Secondly, airports in Asia started recruiting staff much further in advance to conduct training and get their employees up to speed, instead of hiring on the go which will lead to either manpower shortage or untrained staff mishandling operations.

Thirdly, and most importantly, airports in Asia are looking at technology. Most of the airports in Asia are working with us [SITA] on a few solutions. There’s a much better baggage solution where it not only tracks the bag, it also allows you to home in on the luggage of a passenger who may be late or have not boarded the flight. That luggage can then be offloaded within 20 to 30 minutes for it to be transported onto the next flight with the passenger who may have missed that initial connecting flight they were supposed to be on.

Our world tracer baggage solution helps you track the baggage irrespective of the airport, airline or destination. In addition, under the circumstances of a lost luggage, travellers need not wait hours looking for a counter staff to file a complain and fill up a form, they can simply do it themselves on their own device. They can then check the status on an app and track the luggage through the app once it’s found.

Slow and steady wins the race

SITA’s self-bag-drop system allows travellers to swiftly and efficiency check in their luggage without having to queue for manual processing.
SITA’s self-bag-drop system allows travellers to swiftly and efficiency check in their luggage without having to queue for manual processing. Photo Credit: SITA

The true test for Changi Airport and others in Asia would be once China’s flood gates open. We may find ourselves in a similar situation with Europe.

Changi Airport’s successful reopening and efficient operations with minimal disruptions can be attributed to a lot of proactive planning. They engaged SITA for automated check-in kiosks and baggage systems to lessen the load on ground staff. Additionally, they very accurately predicted how the traffic flow would return to time the incremental reopening of their terminals.

China’s closed borders also play a part. China had previously contributed a large portion of passengers. The true test for Changi Airport and others in Asia would be once China’s flood gates open. We may find ourselves in a similar situation with Europe. But for the most part, Asia airports still have the advantage of reopening with a gradual increase in traffic instead of a huge spike, and they are observing and learning from what is happening in Europe right now.

Seamless and automated airport experience

Biometric gantries can be implemented on a wide scale all across the airport to automate immigration checks and other fast track other touch points.
Biometric gantries can be implemented on a wide scale all across the airport to automate immigration checks and other fast track other touch points. Photo Credit: SITA

In SITA’s Passenger IT Insights 2022, 80% of passengers say that they are willing to share their personal information to have a better airport experience as long as they know what kind of data is being collected, how long it’s going to be kept and how it will be used.

For example, if travellers don’t have to stand in a queue for 90 minutes at immigration and they can do it in a matter of seconds via an automated gantry that checks their passport and biometrics against the information collected previously at the self-check-in kiosk, they would prefer to do that.

This technology has already been implemented at several airports even before Covid-19. The Beijing Capital International Airport had previously implemented a fully automated system from start to finish at seven touchpoints with 600 devices.
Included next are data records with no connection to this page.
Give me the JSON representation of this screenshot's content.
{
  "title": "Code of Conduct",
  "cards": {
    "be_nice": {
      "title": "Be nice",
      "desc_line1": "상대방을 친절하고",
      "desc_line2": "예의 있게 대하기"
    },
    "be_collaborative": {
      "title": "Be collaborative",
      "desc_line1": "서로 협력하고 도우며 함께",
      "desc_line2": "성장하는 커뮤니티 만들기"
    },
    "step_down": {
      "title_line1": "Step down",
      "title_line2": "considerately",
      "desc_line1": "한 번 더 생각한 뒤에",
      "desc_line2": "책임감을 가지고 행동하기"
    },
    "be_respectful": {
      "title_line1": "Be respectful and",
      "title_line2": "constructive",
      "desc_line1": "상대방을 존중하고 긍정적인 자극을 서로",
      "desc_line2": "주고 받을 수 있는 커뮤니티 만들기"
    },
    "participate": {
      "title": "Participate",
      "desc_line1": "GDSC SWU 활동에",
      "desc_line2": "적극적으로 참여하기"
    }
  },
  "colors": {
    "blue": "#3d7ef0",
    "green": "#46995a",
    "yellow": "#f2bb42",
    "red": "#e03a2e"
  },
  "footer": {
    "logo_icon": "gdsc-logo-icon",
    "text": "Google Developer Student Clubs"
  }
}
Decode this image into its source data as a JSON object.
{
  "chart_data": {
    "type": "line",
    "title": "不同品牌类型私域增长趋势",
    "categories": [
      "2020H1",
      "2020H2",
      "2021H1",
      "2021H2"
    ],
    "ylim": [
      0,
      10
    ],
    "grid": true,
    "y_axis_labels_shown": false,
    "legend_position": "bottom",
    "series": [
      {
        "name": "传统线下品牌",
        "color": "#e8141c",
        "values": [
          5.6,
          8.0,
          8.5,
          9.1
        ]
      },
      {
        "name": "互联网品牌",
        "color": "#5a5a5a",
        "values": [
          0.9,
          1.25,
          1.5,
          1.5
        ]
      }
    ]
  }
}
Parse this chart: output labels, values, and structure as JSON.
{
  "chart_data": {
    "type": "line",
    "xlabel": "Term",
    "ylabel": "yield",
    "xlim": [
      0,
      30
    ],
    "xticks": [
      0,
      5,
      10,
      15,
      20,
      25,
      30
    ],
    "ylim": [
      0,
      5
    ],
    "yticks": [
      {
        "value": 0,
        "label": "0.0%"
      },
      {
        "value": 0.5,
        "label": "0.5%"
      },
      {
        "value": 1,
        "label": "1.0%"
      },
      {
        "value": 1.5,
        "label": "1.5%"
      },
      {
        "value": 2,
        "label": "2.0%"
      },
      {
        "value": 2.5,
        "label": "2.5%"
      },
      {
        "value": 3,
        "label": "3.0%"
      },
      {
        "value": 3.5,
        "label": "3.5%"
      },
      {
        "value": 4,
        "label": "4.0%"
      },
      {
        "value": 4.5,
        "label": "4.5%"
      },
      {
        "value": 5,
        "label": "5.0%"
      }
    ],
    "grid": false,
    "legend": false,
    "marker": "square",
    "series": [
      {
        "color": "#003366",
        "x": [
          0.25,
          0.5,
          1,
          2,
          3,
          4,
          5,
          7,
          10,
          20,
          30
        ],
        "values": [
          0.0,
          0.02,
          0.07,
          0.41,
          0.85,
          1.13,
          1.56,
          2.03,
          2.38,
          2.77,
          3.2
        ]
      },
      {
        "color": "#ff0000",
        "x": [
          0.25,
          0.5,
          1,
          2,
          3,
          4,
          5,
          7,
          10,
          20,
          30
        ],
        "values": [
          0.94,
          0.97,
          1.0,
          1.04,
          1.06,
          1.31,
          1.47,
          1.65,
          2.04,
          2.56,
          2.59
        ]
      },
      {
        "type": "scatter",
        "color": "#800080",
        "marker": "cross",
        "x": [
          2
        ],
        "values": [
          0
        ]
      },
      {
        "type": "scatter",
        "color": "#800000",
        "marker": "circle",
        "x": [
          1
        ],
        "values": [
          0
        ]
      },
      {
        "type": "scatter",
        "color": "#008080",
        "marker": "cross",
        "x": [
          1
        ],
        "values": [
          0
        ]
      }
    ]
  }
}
From the moment a traveller checks in, to the bag drop, to the immigration, to the lounge, to the gate and to boarding the plane, all they have to do is walk through gantries that will scan their faces and provide them access.

The pandemic is only accelerating the demand for this technological adoption. The next airport that will see an implementation of this scale is Bangkok, where it should be going live in September.

We can work with pre-existing devices and add on features to those in order to lessen the costs. We’re working very closely with the airports and airlines to help them go through these difficult times and of course also help the adoption of new technologies to drive efficiency and better serve passengers.